On multiple choice, the FDIC usually shows up in questions asking which New Deal initiative reformed the banking system or restored public confidence in banks, or in questions sorting programs into relief, recovery, and reform. The FDIC is your go-to reform answer for banking. You may also see it in stems about the long-term impact of New Deal regulatory agencies on American governance, where the right answer emphasizes lasting structural change rather than temporary aid. No released FRQ has used the term verbatim, but the FDIC is strong evidence for LEQs and DBQs on how the New Deal changed the relationship between government and the economy. The winning move is specificity. Don't just say "FDR helped banks." Say the FDIC insured deposits, ended bank runs, and permanently expanded federal responsibility for financial stability.
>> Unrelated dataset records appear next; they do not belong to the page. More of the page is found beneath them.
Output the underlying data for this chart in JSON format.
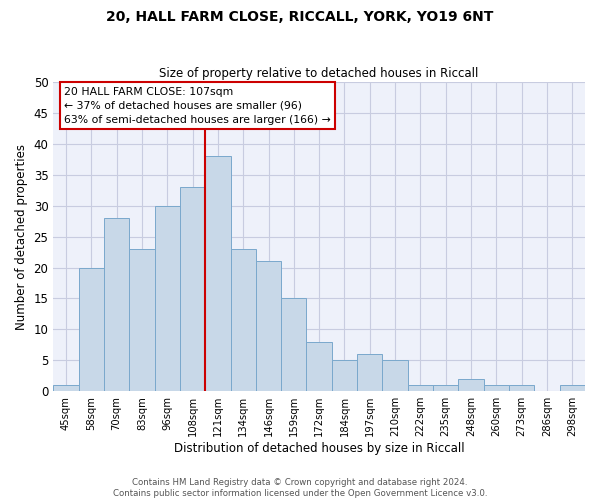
{
  "title": "20, HALL FARM CLOSE, RICCALL, YORK, YO19 6NT",
  "subtitle": "Size of property relative to detached houses in Riccall",
  "xlabel": "Distribution of detached houses by size in Riccall",
  "ylabel": "Number of detached properties",
  "categories": [
    "45sqm",
    "58sqm",
    "70sqm",
    "83sqm",
    "96sqm",
    "108sqm",
    "121sqm",
    "134sqm",
    "146sqm",
    "159sqm",
    "172sqm",
    "184sqm",
    "197sqm",
    "210sqm",
    "222sqm",
    "235sqm",
    "248sqm",
    "260sqm",
    "273sqm",
    "286sqm",
    "298sqm"
  ],
  "values": [
    1,
    20,
    28,
    23,
    30,
    33,
    38,
    23,
    21,
    15,
    8,
    5,
    6,
    5,
    1,
    1,
    2,
    1,
    1,
    0,
    1
  ],
  "bar_color": "#c8d8e8",
  "bar_edge_color": "#7aa8cc",
  "vline_x_index": 5,
  "vline_color": "#cc0000",
  "annotation_lines": [
    "20 HALL FARM CLOSE: 107sqm",
    "← 37% of detached houses are smaller (96)",
    "63% of semi-detached houses are larger (166) →"
  ],
  "ylim": [
    0,
    50
  ],
  "yticks": [
    0,
    5,
    10,
    15,
    20,
    25,
    30,
    35,
    40,
    45,
    50
  ],
  "bg_color": "#eef1fa",
  "grid_color": "#c8cce0",
  "footer_line1": "Contains HM Land Registry data © Crown copyright and database right 2024.",
  "footer_line2": "Contains public sector information licensed under the Open Government Licence v3.0."
}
Both deal with the 1933 banking crisis, so they blur together. The Emergency Banking Relief Act (March 1933) was the short-term rescue. It paired with the bank holiday to close, inspect, and reopen healthy banks. The FDIC (created by Glass-Steagall later in 1933) was the permanent reform that insured deposits going forward. One stopped the immediate panic; the other made sure the panic couldn't restart. Also don't swap FDIC and Glass-Steagall on legislation questions. Glass-Steagall is the law, the FDIC is the agency it created.
The FDIC was created in 1933 by the Glass-Steagall Act to insure bank deposits up to a set limit.
Deposit insurance ended the bank runs that had destroyed thousands of banks early in the Depression, because guaranteed money gives depositors no reason to panic.
In the relief-recovery-reform framework, the FDIC is reform, a permanent structural change rather than temporary aid.
The FDIC still exists today, making it the go-to evidence for the CED point that the New Deal left a lasting legacy of regulatory agencies (KC-7.1.III.C).
The FDIC marks a major expansion of federal power, since the government took on responsibility for the stability of the banking system for the first time.
Don't confuse the timeline: the bank holiday and Emergency Banking Relief Act were the March 1933 emergency fix, and the FDIC was the permanent follow-up.
The FDIC (Federal Deposit Insurance Corporation) is a federal agency created by the Glass-Steagall Act in 1933 that insures bank deposits up to a set limit. It restored public confidence in banks and ended the wave of bank runs during the Great Depression.
Reform. It didn't hand out aid or jumpstart spending; it permanently restructured the banking system. The Emergency Banking Relief Act was the relief side of the same crisis, which is why the two pair well in essays.
No. The CED is explicit that the New Deal did not end the Depression (KC-7.1.III.C). What the FDIC did end was the cycle of bank runs and bank failures, and it survived as a lasting regulatory legacy of the New Deal.
Glass-Steagall is the 1933 law; the FDIC is the agency it created. Glass-Steagall also separated commercial banking from investment banking. If a question asks about banking legislation, answer Glass-Steagall; if it asks about the agency insuring deposits, answer FDIC.
Yes, the FDIC has insured deposits continuously since 1933. That's exactly why it's great APUSH evidence for arguments about the New Deal's long-term impact on American governance and the expanded federal role in the economy.